Bessere Luftqualität: Zunächst kein Fahrverbot in Frankfurt

04.05.2021 Auch wegen der Corona-Pandemie und dem damit einhergehenden Rückgang des Verkehrs ist ein Fahrverbot in Frankfurt vorerst abgewendet worden. Die Verantwortlichen warnen jedoch vor wieder steigenden Stickstoffdioxid-Messwerten.

Autos fahren an einer Luftmessstation vorbei. Foto: Silas Stein/dpa/Archivbild © dpa - Deutsche Presse-Agentur GmbH

In Frankfurt wird es zunächst keine Fahrverbote geben. Die Luftqualität in Hessens größter Stadt habe sich in den vergangenen Monaten insgesamt positiv entwickelt, teilte Umweltministerin Priska Hinz (Grüne) am Dienstag in Wiesbaden mit. Deswegen müssten ab dem 1. Juli keine Fahrverbote eingeführt werden. Die Stadt habe mehr Fahrradspuren und mehr ÖPNV sowie ein Tempolimit eingeführt. Auch die veränderte Mobilität in der Corona-Pandemie habe zu geringerem Verkehr in der Großstadt beigetragen.

Es könne aber noch keine vollständige Entwarnung geben, da die Messwerte teilweise steigen, betonte die Umweltministerin. Das bedeute, dass Fahrverbote ab dem 1. Oktober noch nicht vom Tisch seien. Um die Luftqualität in Hessens größter Stadt zu verbessern, war Ende vergangenen Jahres ein neuer Luftreinhalteplan mit zahlreichen Maßnahmen in Kraft getreten. Damit sollte sichergestellt werden, dass die geltenden Grenzwerte für Stickstoffdioxid so schnell wie möglich eingehalten werden.
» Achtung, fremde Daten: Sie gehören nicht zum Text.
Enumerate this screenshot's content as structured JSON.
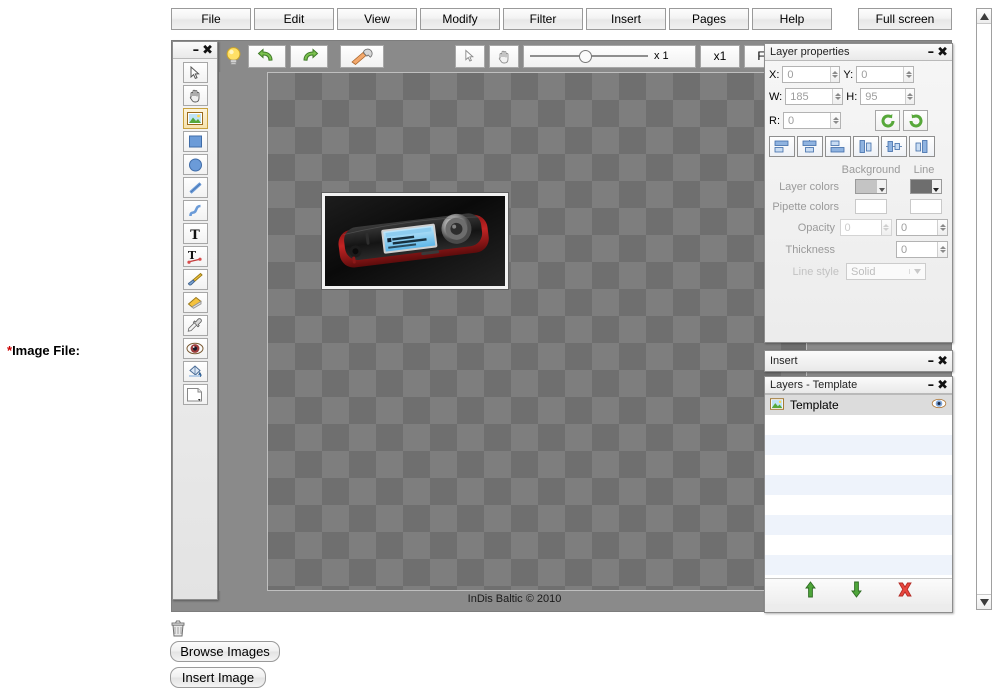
{
  "menubar": {
    "items": [
      {
        "label": "File",
        "name": "menu-file"
      },
      {
        "label": "Edit",
        "name": "menu-edit"
      },
      {
        "label": "View",
        "name": "menu-view"
      },
      {
        "label": "Modify",
        "name": "menu-modify"
      },
      {
        "label": "Filter",
        "name": "menu-filter"
      },
      {
        "label": "Insert",
        "name": "menu-insert"
      },
      {
        "label": "Pages",
        "name": "menu-pages"
      },
      {
        "label": "Help",
        "name": "menu-help"
      }
    ],
    "fullscreen": "Full screen"
  },
  "toolbox": {
    "title": "",
    "minimize": "–",
    "close": "✖",
    "tools": [
      {
        "icon": "pointer-icon",
        "selected": false
      },
      {
        "icon": "hand-icon",
        "selected": false
      },
      {
        "icon": "image-icon",
        "selected": true
      },
      {
        "icon": "rectangle-icon",
        "selected": false
      },
      {
        "icon": "ellipse-icon",
        "selected": false
      },
      {
        "icon": "line-icon",
        "selected": false
      },
      {
        "icon": "curve-icon",
        "selected": false
      },
      {
        "icon": "text-icon",
        "selected": false
      },
      {
        "icon": "text-path-icon",
        "selected": false
      },
      {
        "icon": "brush-icon",
        "selected": false
      },
      {
        "icon": "eraser-icon",
        "selected": false
      },
      {
        "icon": "pipette-icon",
        "selected": false
      },
      {
        "icon": "eye-icon",
        "selected": false
      },
      {
        "icon": "fill-bucket-icon",
        "selected": false
      },
      {
        "icon": "page-icon",
        "selected": false
      }
    ]
  },
  "canvas_toolbar": {
    "hint_bulb": "bulb-icon",
    "undo": "undo-icon",
    "redo": "redo-icon",
    "settings": "screwdriver-wrench-icon",
    "select_tool": "pointer-icon",
    "pan_tool": "hand-icon",
    "zoom_label": "x 1",
    "zoom_value": 1,
    "zoom_reset": "x1",
    "zoom_fit": "Fit",
    "right_bulb": "bulb-icon"
  },
  "canvas": {
    "credit": "InDis Baltic © 2010",
    "photo_alt": "mp3-player-photo"
  },
  "layer_properties": {
    "title": "Layer properties",
    "minimize": "–",
    "close": "✖",
    "fields": [
      {
        "label": "X:",
        "value": "0",
        "name": "layer-x-input"
      },
      {
        "label": "Y:",
        "value": "0",
        "name": "layer-y-input"
      },
      {
        "label": "W:",
        "value": "185",
        "name": "layer-w-input"
      },
      {
        "label": "H:",
        "value": "95",
        "name": "layer-h-input"
      },
      {
        "label": "R:",
        "value": "0",
        "name": "layer-r-input"
      }
    ],
    "rotate_left": "rotate-left-icon",
    "rotate_right": "rotate-right-icon",
    "align_buttons": [
      "align-top-icon",
      "align-middle-icon",
      "align-bottom-icon",
      "align-left-icon",
      "align-center-icon",
      "align-right-icon"
    ],
    "col_background": "Background",
    "col_line": "Line",
    "row_layer_colors": "Layer colors",
    "row_pipette_colors": "Pipette colors",
    "row_opacity": "Opacity",
    "row_thickness": "Thickness",
    "row_line_style": "Line style",
    "opacity_background": "0",
    "opacity_line": "0",
    "thickness_line": "0",
    "line_style_value": "Solid",
    "color_background_hex": "#c4c4c4",
    "color_line_hex": "#6e6e6e"
  },
  "insert_panel": {
    "title": "Insert",
    "minimize": "–",
    "close": "✖"
  },
  "layers_panel": {
    "title": "Layers - Template",
    "minimize": "–",
    "close": "✖",
    "rows": [
      {
        "name": "Template",
        "icon": "image-icon",
        "visible_icon": "eye-icon",
        "selected": true
      }
    ],
    "empty_row_count": 8,
    "move_up": "arrow-up-icon",
    "move_down": "arrow-down-icon",
    "delete": "delete-x-icon"
  },
  "form": {
    "required_marker": "*",
    "image_file_label": "Image File:",
    "trash_icon": "trash-icon",
    "browse_button": "Browse Images",
    "insert_button": "Insert Image"
  },
  "scrollbar": {
    "up": "scroll-up-icon",
    "down": "scroll-down-icon"
  }
}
Die drohenden Fahrverbote beziehen sich auf ältere Dieselfahrzeuge und Benziner.

«Die Grenzwerte für Stickstoffdioxid in Frankfurt am Main flächendeckend einzuhalten, dafür kämpfe ich seit Jahren», sagte Frankfurts Umweltdezernentin Rosemarie Heilig (Grüne). Ältere und manipulierte Diesel-Autos sorgten aber stellenweise immer noch für eine kritische und deutlich zu hohe Belastung. Das städtische Maßnahmenpaket, die Verdrängungseffekte durch saubere Neufahrzeuge und weniger Verkehr aufgrund der Corona-Pandemie hätten die Belastung zwar gesenkt. «Doch wir müssen uns vorsehen», mahnte Heilig. «Für das dritte Quartal konnten wir Fahrverbote nun gerade so vermeiden, das soll auch in Zukunft so bleiben.»
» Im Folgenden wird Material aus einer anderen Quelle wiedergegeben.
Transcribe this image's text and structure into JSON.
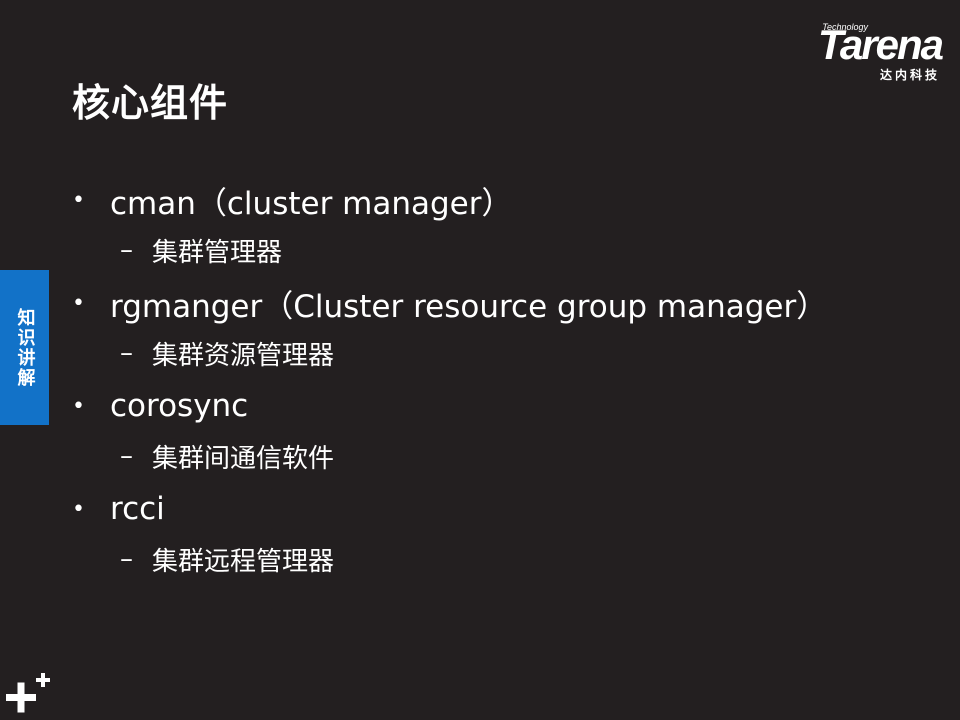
{
  "title": "核心组件",
  "logo": {
    "small_text": "Technology",
    "wordmark": "Tarena",
    "chinese": "达内科技"
  },
  "side_tab": {
    "label": "知识讲解"
  },
  "bullets": [
    {
      "marker": "•",
      "text": "cman（cluster manager）",
      "sub_marker": "–",
      "sub": "集群管理器"
    },
    {
      "marker": "•",
      "text": "rgmanger（Cluster resource group manager）",
      "sub_marker": "–",
      "sub": "集群资源管理器"
    },
    {
      "marker": "•",
      "text": "corosync",
      "sub_marker": "–",
      "sub": "集群间通信软件"
    },
    {
      "marker": "•",
      "text": "rcci",
      "sub_marker": "–",
      "sub": "集群远程管理器"
    }
  ],
  "colors": {
    "background": "#231f20",
    "accent": "#1272c8",
    "text": "#ffffff"
  },
  "icons": {
    "corner": "plus-icon"
  }
}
Die Vereinigung der hessischen Unternehmerverbände begrüßte, dass es zunächst keine Fahrverbote in Frankfurt geben wird. Das sei sicher auch eine Folge des Verkehrsrückgangs aufgrund der Pandemie. Es deute aber auch vieles darauf hin, dass die Belange des motorisierten Verkehrs und der Umwelt durch intelligente Maßnahmen vereinbar seien. In Frankfurt und in nahezu allen anderen Städten Hessens müsse das öffentliche Verkehrsangebot erweitert werden. Straßenzüge überall zurückzubauen und den motorisierten Individualverkehr pauschal zurückzudrängen, seien dagegen falsche Ansätze.
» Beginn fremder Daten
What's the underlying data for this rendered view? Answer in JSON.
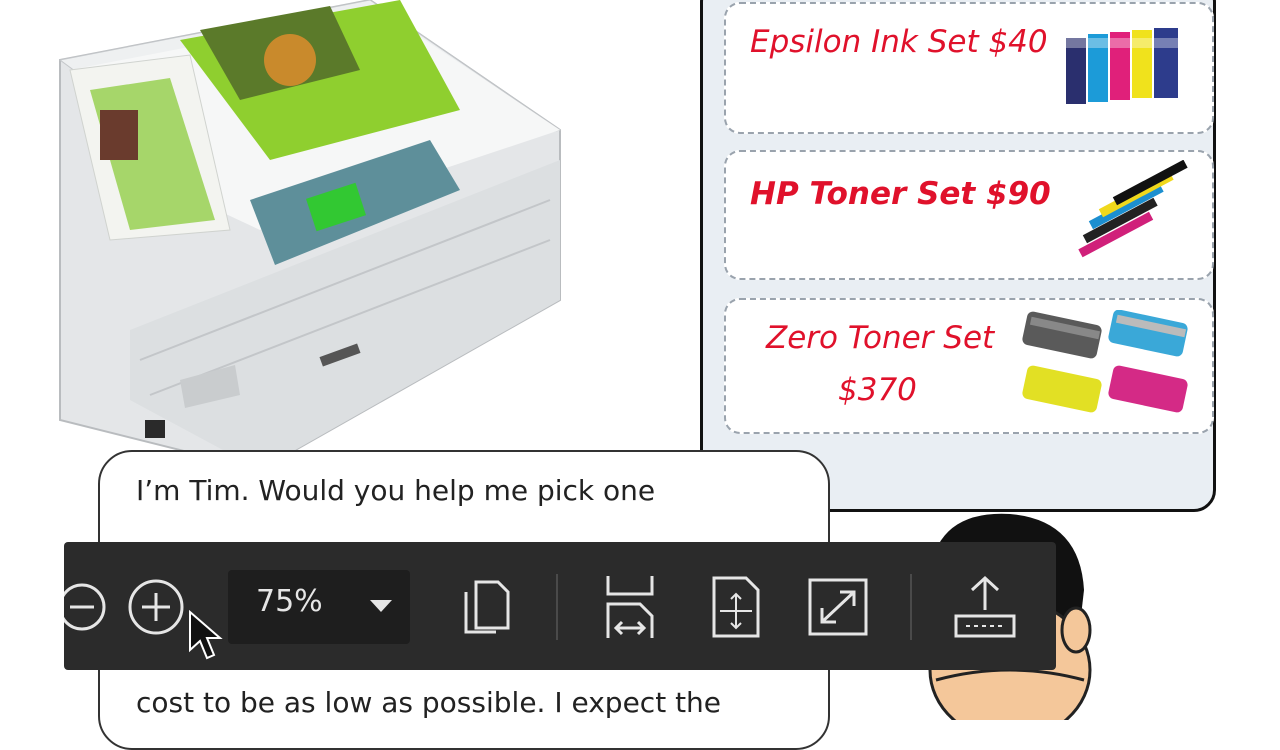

Der hessische Verwaltungsgerichtshof hatte in einem Urteil Ende 2019 die Stadt zur Prüfung von Fahrverbotszonen für Dieselfahrzeuge verpflichtet, damit der Stickoxid-Grenzwert von 40 Mikrogramm je Kubikmeter Luft eingehalten wird. Ausgangspunkt war eine Klage der Deutschen Umwelthilfe gegen das Land Hessen wegen zu hoher Luftverschmutzung durch Diesel-Abgase. Als hessenweit erste Stadt wurden in Darmstadt Fahrverbote eingeführt.